L'abbaye royale de l'Estrée, ou abbaye Notre-Dame de l'Estrée est une abbaye cistercienne disparue, fondée au XIIe siècle par des moines de l'abbaye de Pontigny, située sur le territoire de l'actuelle commune de Muzy, dans le département de l'Eure.

Histoire[modifier | modifier le code]

Fondation[modifier | modifier le code]

L'abbaye est dotée en 1144 par Rahier, seigneur de Muzy, et Amaury, seigneur de Mesnil-sur-l'Estrée, qui demandent aux moines de l'abbaye de Pontigny de coloniser leur monastère à l'Estrée[2]. L'agrément est donné par l'évêque de Chartres Geoffroy de Lèves, l'évêque d'Auxerre Hugues de Mâcon et l'abbé Guichard de Pontigny.

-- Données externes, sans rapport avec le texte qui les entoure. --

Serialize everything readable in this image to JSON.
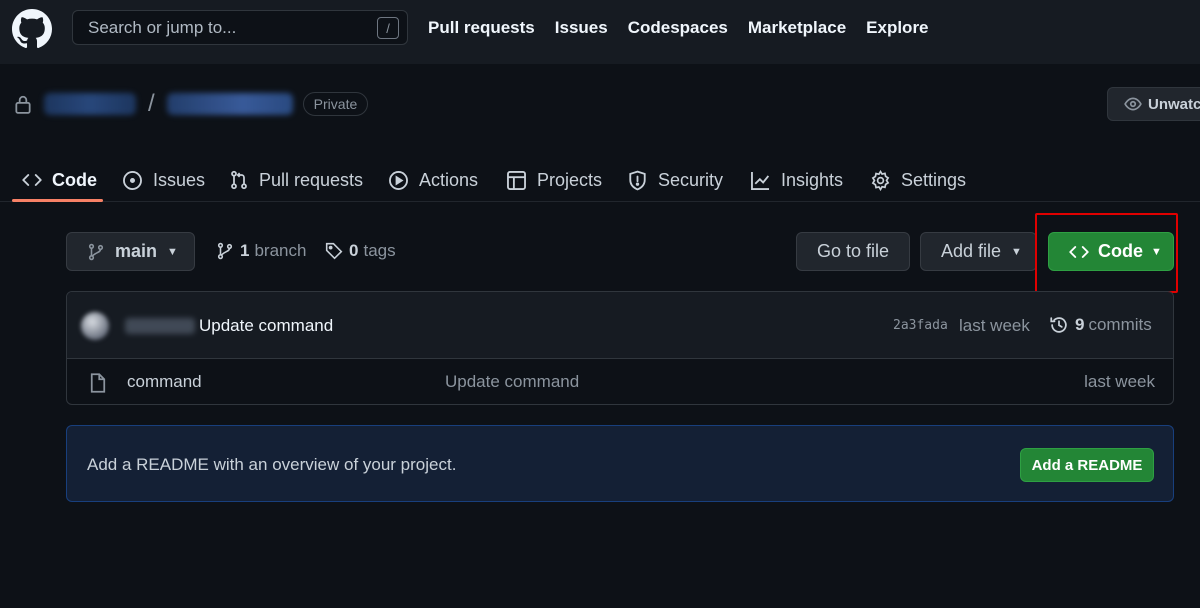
{
  "header": {
    "search_placeholder": "Search or jump to...",
    "search_shortcut": "/",
    "nav": [
      "Pull requests",
      "Issues",
      "Codespaces",
      "Marketplace",
      "Explore"
    ]
  },
  "repo": {
    "separator": "/",
    "visibility": "Private",
    "unwatch_label": "Unwatch"
  },
  "tabs": [
    {
      "label": "Code",
      "icon": "code-icon",
      "active": true
    },
    {
      "label": "Issues",
      "icon": "issue-opened-icon"
    },
    {
      "label": "Pull requests",
      "icon": "git-pull-request-icon"
    },
    {
      "label": "Actions",
      "icon": "play-icon"
    },
    {
      "label": "Projects",
      "icon": "table-icon"
    },
    {
      "label": "Security",
      "icon": "shield-icon"
    },
    {
      "label": "Insights",
      "icon": "graph-icon"
    },
    {
      "label": "Settings",
      "icon": "gear-icon"
    }
  ],
  "toolbar": {
    "branch": "main",
    "branch_count": "1",
    "branch_label": "branch",
    "tag_count": "0",
    "tag_label": "tags",
    "goto_file": "Go to file",
    "add_file": "Add file",
    "code": "Code"
  },
  "latest_commit": {
    "message": "Update command",
    "sha": "2a3fada",
    "time": "last week",
    "commit_count": "9",
    "commit_label": "commits"
  },
  "files": [
    {
      "name": "command",
      "commit_message": "Update command",
      "time": "last week",
      "icon": "file-icon"
    }
  ],
  "readme_banner": {
    "text": "Add a README with an overview of your project.",
    "button": "Add a README"
  },
  "colors": {
    "accent_green": "#238636",
    "active_tab_underline": "#f78166",
    "highlight_box": "#e00000"
  }
}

La fondation a lieu en 1145 en bordure de l'Avre.

Non loin se trouve l'abbaye, cistercienne aussi, du Breuil-Benoît.

XVIIe siècle[modifier | modifier le code]

En 1674, son revenu est attribué au nouvel évêché de Québec, ainsi que ceux de l'abbaye de Méobecq et de l'abbaye de Bénévent[3],[4].

En 1692, alors qu'elle s'est vidée de ses occupants[5], l'abbaye est relevée par des moniales bernardines dépossédées de leur prieuré de la Colombe par le roi[6],[5]. La transition entre les deux parties (sortantes et entrantes) donne lieu à une interminable bataille de procédures[7].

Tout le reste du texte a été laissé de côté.